You wouldn't have a movie if
those two precocious kids didn’t misuse the WABAC machine. The doorway to the
machine is an affectionate tribute to the Jay Ward/UPA style, the machine itself
is a red orb resembling the AMC logo, and when it whisks through the space-time
continuum, one might expect the Tardis from Doctor
Who to pass it from the other direction.
The episodic nature of time
traveling from year to year has been problematic in past movies. Consider the 1964
animated feature Willie McBean and His
Magic Machine, the first
theatrical feature from Arthur Rankin and Jules Bass. It’s a tale about a
little boy and a politically incorrect monkey traveling through time to stop a
mad scientist from changing history. But after about a half hour, the problems
of telling an episodic time-travel story became clear. The viewer can become
restless within one era and want to get on to the next one.
In Mr.

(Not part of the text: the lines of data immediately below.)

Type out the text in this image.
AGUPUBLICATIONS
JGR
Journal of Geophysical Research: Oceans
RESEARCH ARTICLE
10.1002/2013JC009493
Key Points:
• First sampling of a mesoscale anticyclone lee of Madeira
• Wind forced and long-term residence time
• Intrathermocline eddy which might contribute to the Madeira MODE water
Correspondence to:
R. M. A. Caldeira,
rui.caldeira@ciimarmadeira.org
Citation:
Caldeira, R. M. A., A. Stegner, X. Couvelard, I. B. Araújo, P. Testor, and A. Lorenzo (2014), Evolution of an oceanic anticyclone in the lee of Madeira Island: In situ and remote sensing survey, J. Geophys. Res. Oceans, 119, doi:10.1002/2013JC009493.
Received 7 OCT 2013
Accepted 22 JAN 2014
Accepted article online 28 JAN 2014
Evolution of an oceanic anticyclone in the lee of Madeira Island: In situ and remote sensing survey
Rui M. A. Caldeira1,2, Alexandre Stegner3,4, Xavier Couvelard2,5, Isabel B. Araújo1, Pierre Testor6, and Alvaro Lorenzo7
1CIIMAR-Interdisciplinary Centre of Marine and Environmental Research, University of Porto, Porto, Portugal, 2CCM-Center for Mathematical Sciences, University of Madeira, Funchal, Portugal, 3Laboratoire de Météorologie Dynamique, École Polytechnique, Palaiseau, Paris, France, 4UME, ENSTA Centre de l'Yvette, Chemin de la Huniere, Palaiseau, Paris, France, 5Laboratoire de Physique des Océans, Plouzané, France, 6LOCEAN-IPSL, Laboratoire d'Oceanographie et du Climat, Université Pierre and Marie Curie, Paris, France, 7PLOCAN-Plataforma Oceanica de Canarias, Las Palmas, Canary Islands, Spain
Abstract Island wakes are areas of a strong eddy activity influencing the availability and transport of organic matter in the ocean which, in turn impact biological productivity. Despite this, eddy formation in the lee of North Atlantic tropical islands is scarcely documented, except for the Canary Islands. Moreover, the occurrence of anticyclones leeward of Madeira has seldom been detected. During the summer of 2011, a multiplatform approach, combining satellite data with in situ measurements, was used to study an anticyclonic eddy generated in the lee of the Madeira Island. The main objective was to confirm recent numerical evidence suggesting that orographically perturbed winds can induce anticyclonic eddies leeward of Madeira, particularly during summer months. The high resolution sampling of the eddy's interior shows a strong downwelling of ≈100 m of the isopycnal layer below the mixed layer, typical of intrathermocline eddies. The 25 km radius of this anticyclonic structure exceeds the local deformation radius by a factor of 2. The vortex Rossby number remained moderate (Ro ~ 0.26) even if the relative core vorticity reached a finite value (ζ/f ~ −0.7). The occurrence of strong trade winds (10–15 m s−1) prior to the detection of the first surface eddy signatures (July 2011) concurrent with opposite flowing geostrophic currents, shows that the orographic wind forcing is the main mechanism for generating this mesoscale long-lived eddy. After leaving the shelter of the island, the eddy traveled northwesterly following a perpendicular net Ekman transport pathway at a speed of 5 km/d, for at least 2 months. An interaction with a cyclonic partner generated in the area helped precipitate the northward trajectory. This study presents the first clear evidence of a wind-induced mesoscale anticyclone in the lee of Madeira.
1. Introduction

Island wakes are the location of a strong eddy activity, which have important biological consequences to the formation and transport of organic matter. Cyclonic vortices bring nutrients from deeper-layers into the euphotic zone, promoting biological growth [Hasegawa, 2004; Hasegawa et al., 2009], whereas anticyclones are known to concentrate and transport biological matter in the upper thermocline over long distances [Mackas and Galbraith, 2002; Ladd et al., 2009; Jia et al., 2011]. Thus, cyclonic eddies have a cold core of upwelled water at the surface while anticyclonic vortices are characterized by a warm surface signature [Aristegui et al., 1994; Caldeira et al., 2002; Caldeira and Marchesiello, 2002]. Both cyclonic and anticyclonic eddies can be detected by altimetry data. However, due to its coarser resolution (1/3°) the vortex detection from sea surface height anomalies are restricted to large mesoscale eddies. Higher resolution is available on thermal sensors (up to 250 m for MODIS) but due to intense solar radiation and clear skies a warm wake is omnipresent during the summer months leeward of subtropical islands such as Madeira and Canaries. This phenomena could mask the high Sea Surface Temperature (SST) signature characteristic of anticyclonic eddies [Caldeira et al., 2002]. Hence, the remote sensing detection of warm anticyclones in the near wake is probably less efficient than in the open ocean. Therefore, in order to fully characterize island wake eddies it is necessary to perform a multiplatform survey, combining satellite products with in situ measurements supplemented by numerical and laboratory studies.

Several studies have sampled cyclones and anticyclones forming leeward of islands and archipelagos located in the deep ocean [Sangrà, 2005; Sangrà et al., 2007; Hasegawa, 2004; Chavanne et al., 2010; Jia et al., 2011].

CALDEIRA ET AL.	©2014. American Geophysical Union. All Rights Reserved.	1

Peabody and Sherman, there are two strong story threads: the
character arc of Sherman’s tormentor/crush Penny and the parent/child issues
between a superbrain dog and his growing boy.
The visits to each time
period are as brisk as the overall film. Each sequence - King Tut’s ancient
Egypt, DaVinci’s Italy and Agamemnon's Troy - builds on the other. The Troy
segment brings us Patrick Warburton with his dependably funny - and
Kronk-ish - Agamemnon, whose catch phrase is sure to delight little boys and
irritate their sisters.
Like the series - but in a
more "PG" way - the film's humor sways from double entendre ("Sherman, don’t
touch yourself!") to the silly (Einstein playing with a Rubik’s cube) to 21st
century poop (characters spewing from the rear end of the Trojan Horse).
There’s more than a touch of social and political jabs in the Ward tradition
and lots of swift wordplay. Each adventure is also followed by a wince-inducing
pun from Peabody. (My favorite was "Old Giza" ...maybe you had to be there.)
"Inside" references occur so fast it would take several viewings to catch them
all. When Peabody is solving a problem, we see how his mind snaps into
overdrive as blueprints appear over the images - but much too fast to see all the
funny notations. A sinister character says, "There’s no turning back now" a la
The Haunted Mansion. Characters sparkle and rise in the air like the Darling
children in Peter Pan.
As to the look, both the Peabody
and Sherman characters went through an almost endless parade of design changes until
they resembled their 2-D counterparts in 3-D. Some details, such as the look of
woodwork, are deliberately stylized, while costumes and architecture are
downright breathtaking without compromising the overall design.
I do wish that two voice
actors were cast for at least one role. In the original cartoon, the late Paul
Frees played virtually every figure in history, so I might have booked a
session with Corey Burton. And though June Foray was seldom, if ever, in a
Peabody episode, she is such an icon of Jay Ward cartoons in general, it would
have been nice to hear her somewhere in this film.
Mr. Peabody and Sherman is preceded by a short called Almost Home starring the voice of Steve Martin. It came as a bit of
a surprise for two reasons: I first thought it was part of the Peabody movie itself,
and I had heard that a Rocky and
Bullwinkle short was going to be part of the program. Hopefully, the
R&B short will be released with another Dreamworks film later this year.
Until now, you could count
the outstanding 're-imaginings' of baby boomer favorites on the fingers of one
hand. With Mr. Peabody and Sherman, you
finally start counting on the other hand.